Conceitos de PRODUCT-OUT e MARKET-IN
Shiba (1997) rastreou o conceito de qualidade através de quatro fases, que ele chama de “fases de adequação” Cada uma destas fases reflete uma postura da empresa em relação à noção de qualidade:
1. Adequação aos standards.
2. Adequação ao uso.
3. Adequação ao custo
4. Adequação aos requerimentos latentes.
Fase 1 – Adequação aos standards
Segundo a atitude dominante nesta fase o produto que for fabricado de acordo com a sua descrição nos manuais cumpre com os standards. Em outras palavras, adequação aos standards define a qualidade como dependendo se o produto satisfaz ou não os requerimentos do desenhista, considerados com standards, o que reduz o conceito de qualidade a uma função binária.
Uma fraqueza conceitual desta fase consiste no negligenciamento das necessidades do mercado. O trabalho das pessoas responde a uma lógica interna; ele está orientado em conformidade com os standards e com o fato de verificar se o produto faz o que foi previsto que faça, em lugar de conferir se o produto satisfaz as necessidades do cliente.
Nestas fases as técnicas utilizadas para garantir a qualidade consistem essencialmente em: metrologia, inspeção por amostragem e confiabilidade. Depois das fortes críticas, principalmente de Deming e de Juran a esta postura as empresas japonesas passaram a uma segunda fase na década dos anos 60.
Fase 2 – Adequação ao uso
Esta fase utiliza a definição de qualidade dada por Juran, para quem Qualidade significa “adequação ao uso”. Desde esse enfoque, nesta fase, a empresa analisa a maneira de satisfazer umas das mais importantes necessidades do mercado: a necessidade de uso. A decisão sobre a aceitabilidade de um produto depende da resposta à seguinte pergunta (implícita ou explícita): Pode o produto ser usado como o cliente quer usá-lo? A aplicação do critério de adequação ao uso, em última instância, também reduz a qualidade a um problema de inspeção. Essencialmente o que mudou, o respeito ao critério de adequação aos standards, é a pergunta a que se submete cada item. Neste caso ela é: Satisfaz este item as necessidades de uso? Se a resposta é não, o item é declarado não conformante. A medida da má qualidade continua sendo o número de não conformantes.

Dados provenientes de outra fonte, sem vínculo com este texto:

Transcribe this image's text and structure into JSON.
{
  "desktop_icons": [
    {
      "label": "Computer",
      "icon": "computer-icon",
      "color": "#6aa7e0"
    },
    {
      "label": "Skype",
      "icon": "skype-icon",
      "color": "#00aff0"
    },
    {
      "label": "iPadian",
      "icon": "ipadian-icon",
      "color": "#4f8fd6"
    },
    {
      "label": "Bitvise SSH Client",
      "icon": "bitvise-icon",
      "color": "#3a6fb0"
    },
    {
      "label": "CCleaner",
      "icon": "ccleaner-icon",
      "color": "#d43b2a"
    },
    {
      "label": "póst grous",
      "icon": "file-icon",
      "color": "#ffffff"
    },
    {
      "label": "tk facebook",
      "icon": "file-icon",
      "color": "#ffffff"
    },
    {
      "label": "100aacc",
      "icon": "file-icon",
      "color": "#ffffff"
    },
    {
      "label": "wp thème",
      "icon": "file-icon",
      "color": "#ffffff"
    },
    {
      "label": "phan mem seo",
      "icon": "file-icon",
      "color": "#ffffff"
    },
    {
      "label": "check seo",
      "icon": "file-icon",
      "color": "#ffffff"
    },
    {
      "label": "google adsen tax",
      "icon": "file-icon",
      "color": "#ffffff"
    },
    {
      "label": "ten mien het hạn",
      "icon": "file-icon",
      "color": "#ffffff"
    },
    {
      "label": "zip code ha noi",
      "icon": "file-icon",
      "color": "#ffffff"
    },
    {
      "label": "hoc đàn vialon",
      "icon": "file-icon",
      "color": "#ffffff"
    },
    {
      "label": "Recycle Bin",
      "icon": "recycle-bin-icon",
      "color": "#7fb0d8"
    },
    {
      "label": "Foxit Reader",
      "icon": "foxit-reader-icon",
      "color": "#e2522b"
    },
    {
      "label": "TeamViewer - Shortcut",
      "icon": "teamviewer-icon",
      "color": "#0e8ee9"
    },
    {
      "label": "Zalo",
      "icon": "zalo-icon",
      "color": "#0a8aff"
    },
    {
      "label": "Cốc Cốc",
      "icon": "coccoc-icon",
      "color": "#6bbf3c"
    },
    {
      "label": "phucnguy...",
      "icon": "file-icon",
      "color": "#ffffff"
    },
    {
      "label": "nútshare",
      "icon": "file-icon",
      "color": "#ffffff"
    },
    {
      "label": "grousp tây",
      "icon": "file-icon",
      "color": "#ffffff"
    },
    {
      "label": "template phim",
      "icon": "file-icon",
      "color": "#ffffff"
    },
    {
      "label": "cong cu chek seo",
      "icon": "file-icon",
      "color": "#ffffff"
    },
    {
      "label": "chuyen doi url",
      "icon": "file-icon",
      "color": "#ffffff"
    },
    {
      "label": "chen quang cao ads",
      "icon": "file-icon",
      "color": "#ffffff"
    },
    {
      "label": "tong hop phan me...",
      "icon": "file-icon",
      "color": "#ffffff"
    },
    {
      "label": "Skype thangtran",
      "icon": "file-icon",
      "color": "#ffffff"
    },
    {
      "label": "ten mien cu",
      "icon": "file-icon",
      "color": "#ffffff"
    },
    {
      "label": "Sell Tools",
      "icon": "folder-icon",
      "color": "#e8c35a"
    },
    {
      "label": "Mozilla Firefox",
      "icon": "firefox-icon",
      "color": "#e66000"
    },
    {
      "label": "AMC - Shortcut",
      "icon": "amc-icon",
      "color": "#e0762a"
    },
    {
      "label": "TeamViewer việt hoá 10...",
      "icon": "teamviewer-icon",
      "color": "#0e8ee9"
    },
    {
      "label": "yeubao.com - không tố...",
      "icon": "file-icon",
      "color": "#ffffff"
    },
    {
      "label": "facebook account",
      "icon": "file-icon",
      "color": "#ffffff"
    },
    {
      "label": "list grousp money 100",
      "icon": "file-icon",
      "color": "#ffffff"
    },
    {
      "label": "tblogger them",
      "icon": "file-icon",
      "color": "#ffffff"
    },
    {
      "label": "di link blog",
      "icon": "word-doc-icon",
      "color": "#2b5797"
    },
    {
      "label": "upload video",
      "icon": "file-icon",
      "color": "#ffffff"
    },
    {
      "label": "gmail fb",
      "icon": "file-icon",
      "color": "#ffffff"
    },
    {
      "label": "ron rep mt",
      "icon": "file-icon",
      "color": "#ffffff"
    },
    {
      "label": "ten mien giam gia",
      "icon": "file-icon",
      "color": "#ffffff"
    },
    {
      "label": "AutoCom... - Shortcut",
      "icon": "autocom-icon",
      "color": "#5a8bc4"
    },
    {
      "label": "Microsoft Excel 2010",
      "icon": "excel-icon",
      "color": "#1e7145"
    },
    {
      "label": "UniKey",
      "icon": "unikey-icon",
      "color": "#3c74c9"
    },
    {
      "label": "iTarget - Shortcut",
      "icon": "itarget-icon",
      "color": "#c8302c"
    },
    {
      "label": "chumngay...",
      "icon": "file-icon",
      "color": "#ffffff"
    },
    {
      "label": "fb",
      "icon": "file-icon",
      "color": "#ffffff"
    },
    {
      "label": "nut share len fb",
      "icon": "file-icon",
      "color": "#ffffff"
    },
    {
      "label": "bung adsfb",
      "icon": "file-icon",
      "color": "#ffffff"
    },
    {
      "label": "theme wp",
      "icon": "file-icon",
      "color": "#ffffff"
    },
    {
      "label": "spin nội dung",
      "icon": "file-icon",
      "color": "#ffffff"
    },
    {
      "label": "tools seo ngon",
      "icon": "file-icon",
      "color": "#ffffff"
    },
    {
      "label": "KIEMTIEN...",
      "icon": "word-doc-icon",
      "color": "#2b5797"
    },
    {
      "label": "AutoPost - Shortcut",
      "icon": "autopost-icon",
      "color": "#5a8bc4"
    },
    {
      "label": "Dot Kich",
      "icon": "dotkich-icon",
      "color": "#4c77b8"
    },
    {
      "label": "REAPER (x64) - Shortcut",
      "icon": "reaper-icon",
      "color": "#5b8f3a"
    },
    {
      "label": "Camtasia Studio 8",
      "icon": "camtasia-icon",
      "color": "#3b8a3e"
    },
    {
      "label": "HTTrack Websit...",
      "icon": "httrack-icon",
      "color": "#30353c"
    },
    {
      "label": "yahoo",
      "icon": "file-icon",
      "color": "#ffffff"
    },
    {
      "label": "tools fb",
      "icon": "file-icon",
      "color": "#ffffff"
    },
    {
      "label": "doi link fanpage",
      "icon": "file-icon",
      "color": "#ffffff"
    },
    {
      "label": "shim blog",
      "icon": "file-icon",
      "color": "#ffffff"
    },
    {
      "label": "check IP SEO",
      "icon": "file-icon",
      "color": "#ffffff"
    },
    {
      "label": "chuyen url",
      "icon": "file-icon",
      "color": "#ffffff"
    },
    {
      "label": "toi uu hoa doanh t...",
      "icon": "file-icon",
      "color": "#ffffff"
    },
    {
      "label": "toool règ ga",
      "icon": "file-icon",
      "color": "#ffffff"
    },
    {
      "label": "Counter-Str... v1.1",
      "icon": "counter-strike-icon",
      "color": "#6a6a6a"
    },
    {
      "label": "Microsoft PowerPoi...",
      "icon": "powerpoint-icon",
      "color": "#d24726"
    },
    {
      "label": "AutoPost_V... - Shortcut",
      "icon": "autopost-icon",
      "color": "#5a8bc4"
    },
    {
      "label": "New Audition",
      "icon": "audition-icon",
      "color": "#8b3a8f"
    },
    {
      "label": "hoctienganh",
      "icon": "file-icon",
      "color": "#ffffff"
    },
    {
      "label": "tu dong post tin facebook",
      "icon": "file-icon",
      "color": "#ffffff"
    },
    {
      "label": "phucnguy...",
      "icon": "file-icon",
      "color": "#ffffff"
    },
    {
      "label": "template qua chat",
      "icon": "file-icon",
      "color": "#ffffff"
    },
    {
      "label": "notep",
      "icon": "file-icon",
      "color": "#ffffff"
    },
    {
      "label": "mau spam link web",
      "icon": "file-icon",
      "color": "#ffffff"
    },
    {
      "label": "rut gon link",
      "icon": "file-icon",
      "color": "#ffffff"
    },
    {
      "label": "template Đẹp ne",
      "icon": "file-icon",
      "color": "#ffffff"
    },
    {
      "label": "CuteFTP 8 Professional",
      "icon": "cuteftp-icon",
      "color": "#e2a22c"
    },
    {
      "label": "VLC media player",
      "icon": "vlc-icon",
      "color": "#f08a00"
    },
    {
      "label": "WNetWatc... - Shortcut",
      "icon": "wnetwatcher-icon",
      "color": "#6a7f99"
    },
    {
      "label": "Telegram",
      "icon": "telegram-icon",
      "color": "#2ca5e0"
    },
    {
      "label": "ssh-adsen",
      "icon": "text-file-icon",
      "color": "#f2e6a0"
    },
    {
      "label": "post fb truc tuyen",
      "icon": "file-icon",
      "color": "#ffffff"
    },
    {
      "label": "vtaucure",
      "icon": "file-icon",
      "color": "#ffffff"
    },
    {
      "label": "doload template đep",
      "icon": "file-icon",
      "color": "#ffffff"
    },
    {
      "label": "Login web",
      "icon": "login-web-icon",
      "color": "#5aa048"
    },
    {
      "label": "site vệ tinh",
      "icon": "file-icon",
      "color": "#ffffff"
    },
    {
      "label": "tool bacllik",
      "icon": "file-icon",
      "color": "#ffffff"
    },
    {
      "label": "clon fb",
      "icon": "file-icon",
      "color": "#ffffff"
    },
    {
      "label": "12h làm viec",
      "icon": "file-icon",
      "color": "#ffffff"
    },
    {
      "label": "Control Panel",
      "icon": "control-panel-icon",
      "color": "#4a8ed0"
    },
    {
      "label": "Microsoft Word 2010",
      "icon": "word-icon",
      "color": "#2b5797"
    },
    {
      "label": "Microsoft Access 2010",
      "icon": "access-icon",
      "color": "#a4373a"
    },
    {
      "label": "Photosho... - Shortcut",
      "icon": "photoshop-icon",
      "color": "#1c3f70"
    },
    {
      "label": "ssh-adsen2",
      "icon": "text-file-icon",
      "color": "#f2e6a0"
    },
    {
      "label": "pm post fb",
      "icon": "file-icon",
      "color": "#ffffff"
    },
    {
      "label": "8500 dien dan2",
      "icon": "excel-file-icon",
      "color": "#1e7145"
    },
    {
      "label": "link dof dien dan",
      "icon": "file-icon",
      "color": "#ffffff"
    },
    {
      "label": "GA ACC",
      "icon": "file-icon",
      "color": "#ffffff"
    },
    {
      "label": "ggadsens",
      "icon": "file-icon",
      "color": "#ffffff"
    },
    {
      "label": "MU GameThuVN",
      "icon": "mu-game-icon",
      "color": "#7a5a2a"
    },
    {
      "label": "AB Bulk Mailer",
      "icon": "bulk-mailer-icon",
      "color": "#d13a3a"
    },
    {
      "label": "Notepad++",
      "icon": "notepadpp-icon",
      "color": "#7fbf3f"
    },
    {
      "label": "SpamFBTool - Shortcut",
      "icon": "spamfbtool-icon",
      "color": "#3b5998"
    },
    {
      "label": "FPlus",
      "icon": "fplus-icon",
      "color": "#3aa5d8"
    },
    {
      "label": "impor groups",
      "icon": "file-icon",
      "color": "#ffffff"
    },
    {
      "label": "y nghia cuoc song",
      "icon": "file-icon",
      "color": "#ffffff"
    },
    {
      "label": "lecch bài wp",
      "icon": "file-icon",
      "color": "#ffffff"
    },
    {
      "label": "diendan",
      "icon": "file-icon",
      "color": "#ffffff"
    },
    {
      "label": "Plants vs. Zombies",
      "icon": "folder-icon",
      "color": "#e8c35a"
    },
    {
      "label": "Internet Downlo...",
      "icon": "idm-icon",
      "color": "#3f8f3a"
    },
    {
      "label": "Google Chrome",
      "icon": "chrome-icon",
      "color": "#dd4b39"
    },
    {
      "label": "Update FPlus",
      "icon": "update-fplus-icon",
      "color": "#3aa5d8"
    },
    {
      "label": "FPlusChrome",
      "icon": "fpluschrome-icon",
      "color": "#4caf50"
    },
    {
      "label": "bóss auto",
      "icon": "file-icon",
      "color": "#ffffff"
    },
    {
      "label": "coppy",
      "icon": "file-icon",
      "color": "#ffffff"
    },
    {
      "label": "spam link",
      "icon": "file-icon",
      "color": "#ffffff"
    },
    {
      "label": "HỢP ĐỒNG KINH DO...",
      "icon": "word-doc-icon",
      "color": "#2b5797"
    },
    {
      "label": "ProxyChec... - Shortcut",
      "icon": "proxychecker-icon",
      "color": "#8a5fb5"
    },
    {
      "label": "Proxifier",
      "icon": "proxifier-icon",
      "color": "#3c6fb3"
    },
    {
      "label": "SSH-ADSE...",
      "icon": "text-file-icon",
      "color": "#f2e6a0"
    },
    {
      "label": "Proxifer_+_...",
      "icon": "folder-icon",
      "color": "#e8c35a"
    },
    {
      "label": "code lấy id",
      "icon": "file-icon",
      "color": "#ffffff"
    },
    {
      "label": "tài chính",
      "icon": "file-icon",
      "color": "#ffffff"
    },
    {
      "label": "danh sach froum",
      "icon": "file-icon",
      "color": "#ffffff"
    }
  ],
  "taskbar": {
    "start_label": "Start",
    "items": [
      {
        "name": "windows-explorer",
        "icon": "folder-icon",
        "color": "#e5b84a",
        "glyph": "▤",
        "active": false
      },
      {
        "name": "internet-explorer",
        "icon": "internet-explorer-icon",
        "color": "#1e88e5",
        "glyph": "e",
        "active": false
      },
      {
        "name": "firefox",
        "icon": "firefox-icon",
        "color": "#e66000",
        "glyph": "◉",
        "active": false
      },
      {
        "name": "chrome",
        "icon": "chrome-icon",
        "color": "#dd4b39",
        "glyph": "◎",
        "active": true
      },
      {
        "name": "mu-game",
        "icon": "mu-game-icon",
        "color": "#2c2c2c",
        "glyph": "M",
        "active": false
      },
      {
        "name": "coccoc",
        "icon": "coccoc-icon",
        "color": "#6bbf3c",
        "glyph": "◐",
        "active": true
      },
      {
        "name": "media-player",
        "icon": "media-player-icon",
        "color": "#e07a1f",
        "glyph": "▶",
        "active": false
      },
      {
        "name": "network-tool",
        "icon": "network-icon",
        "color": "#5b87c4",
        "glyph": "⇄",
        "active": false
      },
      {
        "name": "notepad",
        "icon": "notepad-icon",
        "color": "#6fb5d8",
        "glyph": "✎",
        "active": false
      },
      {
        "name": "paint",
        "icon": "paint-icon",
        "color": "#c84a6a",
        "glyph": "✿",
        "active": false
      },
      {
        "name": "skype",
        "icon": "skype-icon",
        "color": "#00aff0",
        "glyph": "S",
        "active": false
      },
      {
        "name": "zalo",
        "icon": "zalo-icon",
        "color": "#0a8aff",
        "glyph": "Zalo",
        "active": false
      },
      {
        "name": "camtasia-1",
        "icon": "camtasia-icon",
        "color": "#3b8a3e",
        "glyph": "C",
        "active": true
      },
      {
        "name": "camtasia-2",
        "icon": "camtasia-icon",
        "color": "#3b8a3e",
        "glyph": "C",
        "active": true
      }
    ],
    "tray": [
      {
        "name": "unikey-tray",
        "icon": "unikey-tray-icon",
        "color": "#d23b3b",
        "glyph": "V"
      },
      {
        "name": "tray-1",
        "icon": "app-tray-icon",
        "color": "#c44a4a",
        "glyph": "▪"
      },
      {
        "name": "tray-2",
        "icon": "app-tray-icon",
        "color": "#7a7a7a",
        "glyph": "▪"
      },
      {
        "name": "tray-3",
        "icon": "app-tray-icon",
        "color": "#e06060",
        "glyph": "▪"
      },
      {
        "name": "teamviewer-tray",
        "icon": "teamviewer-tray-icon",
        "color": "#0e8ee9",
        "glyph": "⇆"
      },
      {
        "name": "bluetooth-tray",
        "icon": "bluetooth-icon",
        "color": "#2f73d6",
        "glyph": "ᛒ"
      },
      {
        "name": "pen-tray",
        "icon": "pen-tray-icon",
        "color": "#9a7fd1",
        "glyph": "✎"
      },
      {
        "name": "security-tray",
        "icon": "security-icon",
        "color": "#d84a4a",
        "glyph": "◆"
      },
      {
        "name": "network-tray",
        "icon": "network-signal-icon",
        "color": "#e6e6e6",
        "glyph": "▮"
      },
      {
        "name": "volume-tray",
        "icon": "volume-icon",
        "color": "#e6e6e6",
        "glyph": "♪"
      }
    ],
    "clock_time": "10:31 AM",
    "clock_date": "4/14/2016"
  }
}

Uma diferença importante desta fase com a anterior é que agora o teste que o produto
precisa passar é planejado e realizado com critérios alimentados por uma fonte externa: o cliente, que define se o produto satisfaz ou não sua necessidade de uso. Nesta fase o cliente começa a ganhar a atenção da empresa, fato que representa um avanço considerável se comparado à adequação a standars. A razão é muito simples: o cliente muito raramente entende de standards, mas ele com freqüência sabe qual é o uso que quer dar ao produto que ele adquire e se o produto é adequado ou não para esse uso.
As técnicas utilizadas na fase de adequação ao uso – além das já utilizadas na adequação aos standards – consistem principalmente em métodos e modelos de simulação do uso que o cliente dará ao produto e das condições em que isso virá a acontecer.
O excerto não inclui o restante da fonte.